Dush responded, “It’s a statement of history. It’s history. It’s history.”
Everett directed Dush to stay focused on the bill that the committee eventually approved that requires the administration to post online its decisions on business waiver requests.
“When you start hiding stuff from the public, when you start hiding things from the press and not allowing it to come out, there is a genuine reason for concern,” Dush said. “This is a socialist playbook and I have to say it’s important for people of this state to start having access to this information rather than having it pulled off to the side and hidden for an agenda.”
Wolf spokeswoman Lindsay Kensinger responded to the statement urging more cooperation from lawmakers.
“In the last few days, House Republicans have shared fake reopening plans online and a rank and file member has compared the Administration to Nazis while Republican members have spent time moving legislation to reopen zoos during a global pandemic and rallied with activists who have made threats against the governor,” she said. “We badly need partners in the Legislature who will take the challenge before them seriously instead of using it to divide the commonwealth.”

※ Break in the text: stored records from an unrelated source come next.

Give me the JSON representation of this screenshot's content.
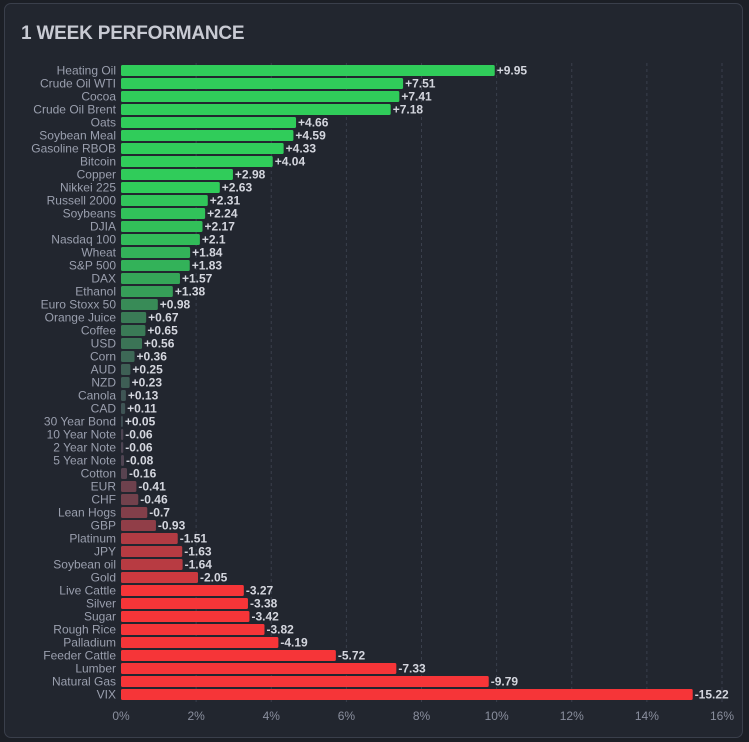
{
  "chart_data": {
    "type": "bar",
    "orientation": "horizontal",
    "title": "1 WEEK PERFORMANCE",
    "xlabel": "",
    "ylabel": "",
    "xlim": [
      0,
      16
    ],
    "x_scale": "absolute value of percent change",
    "ticks": [
      "0%",
      "2%",
      "4%",
      "6%",
      "8%",
      "10%",
      "12%",
      "14%",
      "16%"
    ],
    "tick_values": [
      0,
      2,
      4,
      6,
      8,
      10,
      12,
      14,
      16
    ],
    "grid": true,
    "categories": [
      "Heating Oil",
      "Crude Oil WTI",
      "Cocoa",
      "Crude Oil Brent",
      "Oats",
      "Soybean Meal",
      "Gasoline RBOB",
      "Bitcoin",
      "Copper",
      "Nikkei 225",
      "Russell 2000",
      "Soybeans",
      "DJIA",
      "Nasdaq 100",
      "Wheat",
      "S&P 500",
      "DAX",
      "Ethanol",
      "Euro Stoxx 50",
      "Orange Juice",
      "Coffee",
      "USD",
      "Corn",
      "AUD",
      "NZD",
      "Canola",
      "CAD",
      "30 Year Bond",
      "10 Year Note",
      "2 Year Note",
      "5 Year Note",
      "Cotton",
      "EUR",
      "CHF",
      "Lean Hogs",
      "GBP",
      "Platinum",
      "JPY",
      "Soybean oil",
      "Gold",
      "Live Cattle",
      "Silver",
      "Sugar",
      "Rough Rice",
      "Palladium",
      "Feeder Cattle",
      "Lumber",
      "Natural Gas",
      "VIX"
    ],
    "values": [
      9.95,
      7.51,
      7.41,
      7.18,
      4.66,
      4.59,
      4.33,
      4.04,
      2.98,
      2.63,
      2.31,
      2.24,
      2.17,
      2.1,
      1.84,
      1.83,
      1.57,
      1.38,
      0.98,
      0.67,
      0.65,
      0.56,
      0.36,
      0.25,
      0.23,
      0.13,
      0.11,
      0.05,
      -0.06,
      -0.06,
      -0.08,
      -0.16,
      -0.41,
      -0.46,
      -0.7,
      -0.93,
      -1.51,
      -1.63,
      -1.64,
      -2.05,
      -3.27,
      -3.38,
      -3.42,
      -3.82,
      -4.19,
      -5.72,
      -7.33,
      -9.79,
      -15.22
    ],
    "value_labels": [
      "+9.95",
      "+7.51",
      "+7.41",
      "+7.18",
      "+4.66",
      "+4.59",
      "+4.33",
      "+4.04",
      "+2.98",
      "+2.63",
      "+2.31",
      "+2.24",
      "+2.17",
      "+2.1",
      "+1.84",
      "+1.83",
      "+1.57",
      "+1.38",
      "+0.98",
      "+0.67",
      "+0.65",
      "+0.56",
      "+0.36",
      "+0.25",
      "+0.23",
      "+0.13",
      "+0.11",
      "+0.05",
      "-0.06",
      "-0.06",
      "-0.08",
      "-0.16",
      "-0.41",
      "-0.46",
      "-0.7",
      "-0.93",
      "-1.51",
      "-1.63",
      "-1.64",
      "-2.05",
      "-3.27",
      "-3.38",
      "-3.42",
      "-3.82",
      "-4.19",
      "-5.72",
      "-7.33",
      "-9.79",
      "-15.22"
    ],
    "colors": {
      "positive": "#30cc5a",
      "neutral": "#414554",
      "negative": "#f63538"
    }
  }
}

Dush later apologized later on the House floor for the comment but that wasn’t soon enough for a coalition of Jewish-affiliated organizations across the state that condemned the representative’s invocation of the Nazi party in talking about the governor’s COVID-19 response.

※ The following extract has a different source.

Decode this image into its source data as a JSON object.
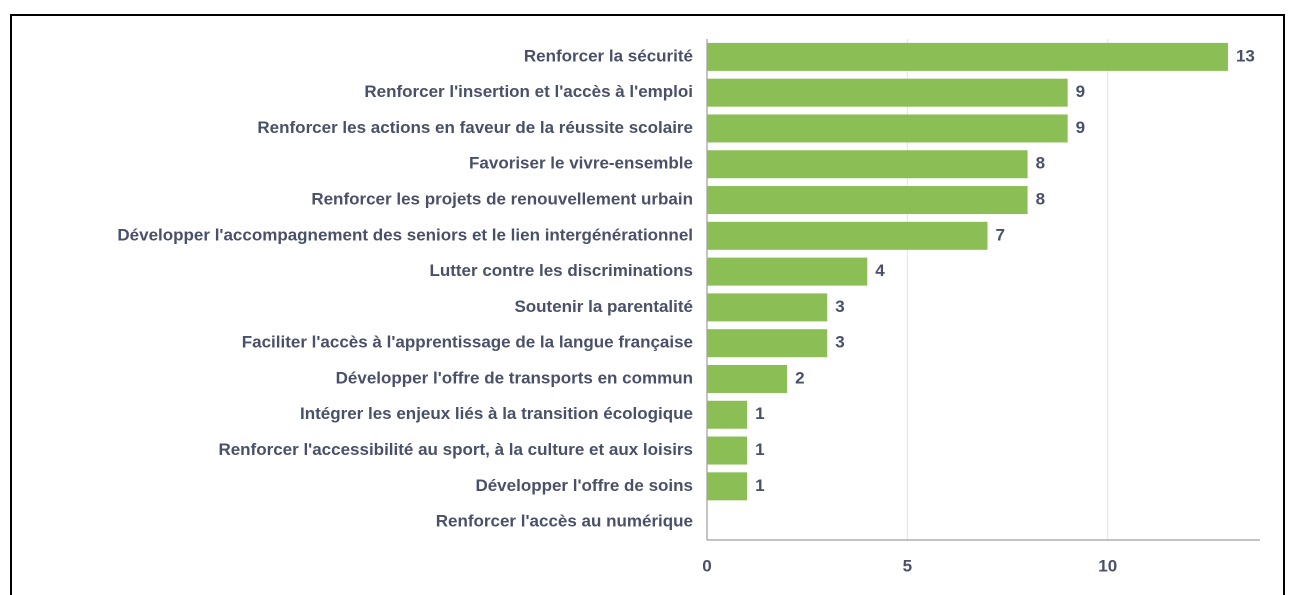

“While we appreciate that Representative Dush did issue an apology on the House floor several hours later, we are deeply disappointed that he did not immediately retract his comments when the vice-chair of the committee requested that he do so, and that in his floor remarks he did not directly acknowledge what he had said and why it was wrong,” according to a coalition statement. “We are grateful for the House members who recognize that even in — especially in — heated political debate, this rhetoric is unacceptable. We fervently hope we will never hear such thoughtless language used by a Pennsylvania leader again.”
The governor as well as other administration officials have refuted claims they are withholding information although several of their departments say they are closed and are not processing requests filed under the state’s Right-to-Know Law.
About the patient recovery data, Health Secretary Dr. Rachel Levine has said hospitals don’t report information to the state when coronavirus patients are discharged.
As for the business waiver program, Wolf has declined to publicly provide a complete list of businesses that received waivers. He also has said it would be premature to release information regarding the decision-making process behind whether or not a business was granted an exemption to the closure order until all the waivers were processed.
Meanwhile, a state Senate committee issued a subpoena to the Wolf Administration demanding information about the waiver program be provided to it by May 8.
This step was taken on Thursday after finding the administration’s responses lacking to questions posed during a legislative hearing. Lawmakers sought to find clarity behind the methodology used to determine a “life sustaining” business that was exempt from the governor’s closure order.
State Auditor General Eugene DePasquale has agreed to perform an audit of the waiver program, which Wolf has said he welcomed.
More than 40,000 companies applied for waivers to reopen their doors. The waiver application period ended early this month.
About one-third of those who applied for waivers were denied, Wolf said in a conference call with news media on Thursday
“We actually did this in a way that was meant to be fair and honest,” Wolf said Thursday.
“Were some mistakes made? Maybe,” Wolf said. “And if they were, the folks in Pennsylvania have a right to know that.”
*This post was updated to include a statement from the governor’s spokeswoman and to include the statement from coalition of Jewish-affiliated organizations.